An “incredible innovation market” is how John Flannery, President and Chief Executive Officer of GE Healthcare, sees India as the company takes its locally made affordable products beyond emerging markets into developed markets as well.

“Everybody is managing the same basic equation whether you are in New York or Africa or India. They are trying to deal with the best outcome at a manageable cost and they are trying to deal with this data explosion, deal with mobility. Those things are pretty consistent everywhere,” Flannery told BusinessLine, on Tuesday. While it is early days yet, he says this “Sustainable Healthcare Solutions” (SHS) business is poised for greater growth in other markets, such as the US, as well.

Illustrating why these products are making headway, he says the locally made CT imaging machine is “40 per cent less expensive than the product could be anywhere else in the world; it consumes 50 per cent less electricity, has a substantially smaller footprint — so it can fit in many places — and the scan time is 28 per cent faster, so you can get more throughput.” These products are fundamentally “transformative” because of the cost and some degree of access, he points out.

“We started this (SHS) last year. It’s one of the first things I did in this job once I took over the business,” he says, adding that the segment is the fastest growing in GE Healthcare’s overall business. “So it helps us in India but it really helps us globally as well,” he says.

Initially, GE Healthcare invested in this range of products, tailored for the local market, involving different technologies and different price points etc.

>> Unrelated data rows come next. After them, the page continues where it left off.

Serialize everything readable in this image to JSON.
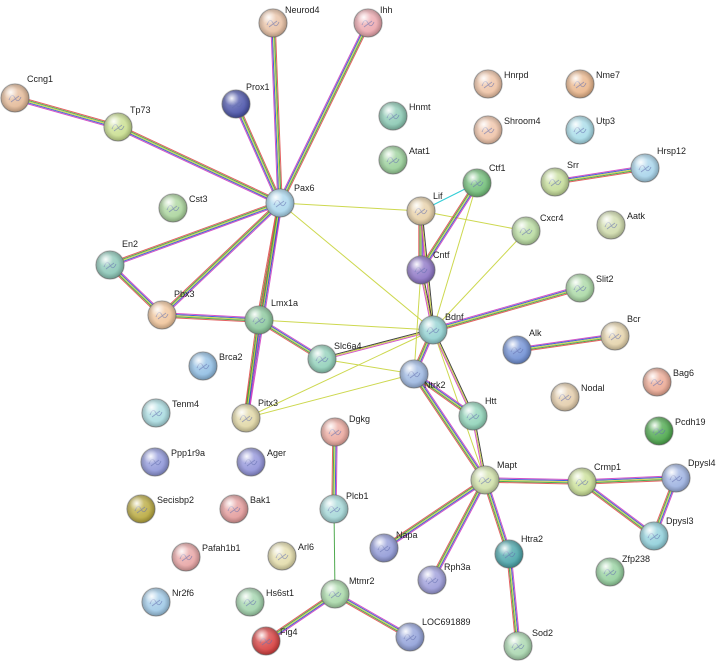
{
  "nodes": [
    {
      "id": "Neurod4",
      "label": "Neurod4",
      "color": "#e7bfa2"
    },
    {
      "id": "Ihh",
      "label": "Ihh",
      "color": "#eba6ad"
    },
    {
      "id": "Ccng1",
      "label": "Ccng1",
      "color": "#e3b896"
    },
    {
      "id": "Tp73",
      "label": "Tp73",
      "color": "#c8de8e"
    },
    {
      "id": "Prox1",
      "label": "Prox1",
      "color": "#4750a8"
    },
    {
      "id": "Pax6",
      "label": "Pax6",
      "color": "#a8d5ec"
    },
    {
      "id": "Hnrpd",
      "label": "Hnrpd",
      "color": "#eec2a4"
    },
    {
      "id": "Nme7",
      "label": "Nme7",
      "color": "#e9b489"
    },
    {
      "id": "Hnmt",
      "label": "Hnmt",
      "color": "#89c8b2"
    },
    {
      "id": "Shroom4",
      "label": "Shroom4",
      "color": "#efc3a8"
    },
    {
      "id": "Utp3",
      "label": "Utp3",
      "color": "#a6dbe8"
    },
    {
      "id": "Atat1",
      "label": "Atat1",
      "color": "#98cf98"
    },
    {
      "id": "Ctf1",
      "label": "Ctf1",
      "color": "#6fbd77"
    },
    {
      "id": "Hrsp12",
      "label": "Hrsp12",
      "color": "#a6d3ea"
    },
    {
      "id": "Srr",
      "label": "Srr",
      "color": "#c3db97"
    },
    {
      "id": "Cst3",
      "label": "Cst3",
      "color": "#a9d49b"
    },
    {
      "id": "Lif",
      "label": "Lif",
      "color": "#e6cfa6"
    },
    {
      "id": "Cxcr4",
      "label": "Cxcr4",
      "color": "#b8dba0"
    },
    {
      "id": "Aatk",
      "label": "Aatk",
      "color": "#cfdbab"
    },
    {
      "id": "En2",
      "label": "En2",
      "color": "#89c6b6"
    },
    {
      "id": "Cntf",
      "label": "Cntf",
      "color": "#8a72c4"
    },
    {
      "id": "Slit2",
      "label": "Slit2",
      "color": "#a9d8a4"
    },
    {
      "id": "Pbx3",
      "label": "Pbx3",
      "color": "#f0c49a"
    },
    {
      "id": "Lmx1a",
      "label": "Lmx1a",
      "color": "#88c69a"
    },
    {
      "id": "Bdnf",
      "label": "Bdnf",
      "color": "#90d0d0"
    },
    {
      "id": "Bcr",
      "label": "Bcr",
      "color": "#e4d2aa"
    },
    {
      "id": "Brca2",
      "label": "Brca2",
      "color": "#8fbde3"
    },
    {
      "id": "Slc6a4",
      "label": "Slc6a4",
      "color": "#8fcfb8"
    },
    {
      "id": "Alk",
      "label": "Alk",
      "color": "#6f8fd4"
    },
    {
      "id": "Ntrk2",
      "label": "Ntrk2",
      "color": "#9bb6e0"
    },
    {
      "id": "Bag6",
      "label": "Bag6",
      "color": "#eba893"
    },
    {
      "id": "Nodal",
      "label": "Nodal",
      "color": "#e3ccaa"
    },
    {
      "id": "Tenm4",
      "label": "Tenm4",
      "color": "#a9dbe0"
    },
    {
      "id": "Pitx3",
      "label": "Pitx3",
      "color": "#e0d6a4"
    },
    {
      "id": "Htt",
      "label": "Htt",
      "color": "#8fd3b8"
    },
    {
      "id": "Pcdh19",
      "label": "Pcdh19",
      "color": "#49a649"
    },
    {
      "id": "Dgkg",
      "label": "Dgkg",
      "color": "#eba89e"
    },
    {
      "id": "Ppp1r9a",
      "label": "Ppp1r9a",
      "color": "#8d95d8"
    },
    {
      "id": "Ager",
      "label": "Ager",
      "color": "#8e90d8"
    },
    {
      "id": "Mapt",
      "label": "Mapt",
      "color": "#cfe0a8"
    },
    {
      "id": "Crmp1",
      "label": "Crmp1",
      "color": "#c8de94"
    },
    {
      "id": "Dpysl4",
      "label": "Dpysl4",
      "color": "#9bb0e0"
    },
    {
      "id": "Secisbp2",
      "label": "Secisbp2",
      "color": "#b8a83c"
    },
    {
      "id": "Bak1",
      "label": "Bak1",
      "color": "#e39a9a"
    },
    {
      "id": "Plcb1",
      "label": "Plcb1",
      "color": "#a3d6d6"
    },
    {
      "id": "Dpysl3",
      "label": "Dpysl3",
      "color": "#8fcfda"
    },
    {
      "id": "Pafah1b1",
      "label": "Pafah1b1",
      "color": "#e7a3a3"
    },
    {
      "id": "Napa",
      "label": "Napa",
      "color": "#8f98d6"
    },
    {
      "id": "Htra2",
      "label": "Htra2",
      "color": "#46a3a8"
    },
    {
      "id": "Arl6",
      "label": "Arl6",
      "color": "#e3dcaa"
    },
    {
      "id": "Zfp238",
      "label": "Zfp238",
      "color": "#92cf9c"
    },
    {
      "id": "Rph3a",
      "label": "Rph3a",
      "color": "#9a9ad8"
    },
    {
      "id": "Nr2f6",
      "label": "Nr2f6",
      "color": "#9ec8e6"
    },
    {
      "id": "Hs6st1",
      "label": "Hs6st1",
      "color": "#9fd2aa"
    },
    {
      "id": "Mtmr2",
      "label": "Mtmr2",
      "color": "#a8d8a8"
    },
    {
      "id": "LOC691889",
      "label": "LOC691889",
      "color": "#8f9fd8"
    },
    {
      "id": "Fig4",
      "label": "Fig4",
      "color": "#d63c3c"
    },
    {
      "id": "Sod2",
      "label": "Sod2",
      "color": "#a8d6ae"
    }
  ],
  "edges": [
    {
      "s": "Pax6",
      "t": "Neurod4",
      "type": "multi"
    },
    {
      "s": "Pax6",
      "t": "Ihh",
      "type": "multi"
    },
    {
      "s": "Pax6",
      "t": "Prox1",
      "type": "multi"
    },
    {
      "s": "Pax6",
      "t": "Tp73",
      "type": "multi"
    },
    {
      "s": "Tp73",
      "t": "Ccng1",
      "type": "multi"
    },
    {
      "s": "Pax6",
      "t": "En2",
      "type": "multi"
    },
    {
      "s": "Pax6",
      "t": "Pbx3",
      "type": "multi"
    },
    {
      "s": "Pax6",
      "t": "Lmx1a",
      "type": "multi"
    },
    {
      "s": "Pax6",
      "t": "Lif",
      "type": "text"
    },
    {
      "s": "Pax6",
      "t": "Bdnf",
      "type": "text"
    },
    {
      "s": "Pax6",
      "t": "Pitx3",
      "type": "multi"
    },
    {
      "s": "En2",
      "t": "Pbx3",
      "type": "multi"
    },
    {
      "s": "Pbx3",
      "t": "Lmx1a",
      "type": "multi"
    },
    {
      "s": "Lmx1a",
      "t": "Pitx3",
      "type": "multi"
    },
    {
      "s": "Lmx1a",
      "t": "Bdnf",
      "type": "text"
    },
    {
      "s": "Lmx1a",
      "t": "Slc6a4",
      "type": "multi"
    },
    {
      "s": "Slc6a4",
      "t": "Bdnf",
      "type": "mixed"
    },
    {
      "s": "Slc6a4",
      "t": "Ntrk2",
      "type": "text"
    },
    {
      "s": "Pitx3",
      "t": "Bdnf",
      "type": "text"
    },
    {
      "s": "Pitx3",
      "t": "Ntrk2",
      "type": "text"
    },
    {
      "s": "Lif",
      "t": "Cntf",
      "type": "multi"
    },
    {
      "s": "Lif",
      "t": "Bdnf",
      "type": "mixed"
    },
    {
      "s": "Lif",
      "t": "Cxcr4",
      "type": "text"
    },
    {
      "s": "Lif",
      "t": "Ctf1",
      "type": "cyan"
    },
    {
      "s": "Ctf1",
      "t": "Cntf",
      "type": "multi"
    },
    {
      "s": "Ctf1",
      "t": "Bdnf",
      "type": "text"
    },
    {
      "s": "Cntf",
      "t": "Bdnf",
      "type": "mixed"
    },
    {
      "s": "Cntf",
      "t": "Ntrk2",
      "type": "text"
    },
    {
      "s": "Cxcr4",
      "t": "Bdnf",
      "type": "text"
    },
    {
      "s": "Bdnf",
      "t": "Slit2",
      "type": "multi"
    },
    {
      "s": "Bdnf",
      "t": "Ntrk2",
      "type": "multi"
    },
    {
      "s": "Bdnf",
      "t": "Htt",
      "type": "mixed"
    },
    {
      "s": "Bdnf",
      "t": "Mapt",
      "type": "text"
    },
    {
      "s": "Ntrk2",
      "t": "Htt",
      "type": "multi"
    },
    {
      "s": "Ntrk2",
      "t": "Mapt",
      "type": "multi"
    },
    {
      "s": "Htt",
      "t": "Mapt",
      "type": "mixed"
    },
    {
      "s": "Srr",
      "t": "Hrsp12",
      "type": "multi"
    },
    {
      "s": "Alk",
      "t": "Bcr",
      "type": "multi"
    },
    {
      "s": "Mapt",
      "t": "Crmp1",
      "type": "multi"
    },
    {
      "s": "Mapt",
      "t": "Napa",
      "type": "multi"
    },
    {
      "s": "Mapt",
      "t": "Rph3a",
      "type": "multi"
    },
    {
      "s": "Mapt",
      "t": "Htra2",
      "type": "multi"
    },
    {
      "s": "Htra2",
      "t": "Sod2",
      "type": "multi"
    },
    {
      "s": "Crmp1",
      "t": "Dpysl4",
      "type": "multi"
    },
    {
      "s": "Crmp1",
      "t": "Dpysl3",
      "type": "multi"
    },
    {
      "s": "Dpysl4",
      "t": "Dpysl3",
      "type": "multi"
    },
    {
      "s": "Dgkg",
      "t": "Plcb1",
      "type": "multi"
    },
    {
      "s": "Plcb1",
      "t": "Mtmr2",
      "type": "green"
    },
    {
      "s": "Mtmr2",
      "t": "Fig4",
      "type": "multi"
    },
    {
      "s": "Mtmr2",
      "t": "LOC691889",
      "type": "multi"
    }
  ],
  "edge_colors": {
    "text": "#c8d43c",
    "cyan": "#18c8d0",
    "green": "#3ca03c",
    "black": "#303030",
    "multi": [
      "#d040c0",
      "#3050d0",
      "#c8d43c",
      "#3ca03c",
      "#e05050"
    ]
  }
}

Since 2010, it has invested about $120 million in product development, and currently there are about 28 such products in the market.

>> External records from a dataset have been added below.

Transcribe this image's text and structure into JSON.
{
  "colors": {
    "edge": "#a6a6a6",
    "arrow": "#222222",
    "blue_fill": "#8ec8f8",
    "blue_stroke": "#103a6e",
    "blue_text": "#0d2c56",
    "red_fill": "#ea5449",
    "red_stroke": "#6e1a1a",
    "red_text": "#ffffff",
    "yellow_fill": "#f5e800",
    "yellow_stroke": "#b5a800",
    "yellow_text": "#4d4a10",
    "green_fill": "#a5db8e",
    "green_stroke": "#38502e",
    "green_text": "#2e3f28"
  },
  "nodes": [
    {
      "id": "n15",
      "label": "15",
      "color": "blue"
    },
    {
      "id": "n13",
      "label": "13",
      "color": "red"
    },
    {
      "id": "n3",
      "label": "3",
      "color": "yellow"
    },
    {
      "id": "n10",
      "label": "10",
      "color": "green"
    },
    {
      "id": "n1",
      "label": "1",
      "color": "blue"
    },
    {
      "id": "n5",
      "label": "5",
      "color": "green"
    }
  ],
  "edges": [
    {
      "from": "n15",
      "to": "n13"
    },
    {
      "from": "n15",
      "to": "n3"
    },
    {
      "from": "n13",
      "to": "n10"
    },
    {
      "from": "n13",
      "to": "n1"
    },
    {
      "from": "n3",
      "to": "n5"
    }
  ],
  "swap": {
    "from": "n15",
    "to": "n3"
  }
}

“We’ve got another 14 products in the development cycle ... so, we have around 50 products globally that we have engineered and designed and developed in India. Those are selling well in India, (and) selling quite well globally as well,” he says.

Rising share

Putting it in perspective, Flannery says sales from these ‘made in India’ products accounted for 7 to 8 per cent of local sales a couple of years ago. “That was 14 per cent last year, 20 per cent this year and we expect it to become about 50/50 a few years down the road,” he added. GE Healthcare is growing at 20 per cent in India and expects to end calendar year 2016 with revenues of ₹5,000 crore, including exports from the South Asian region.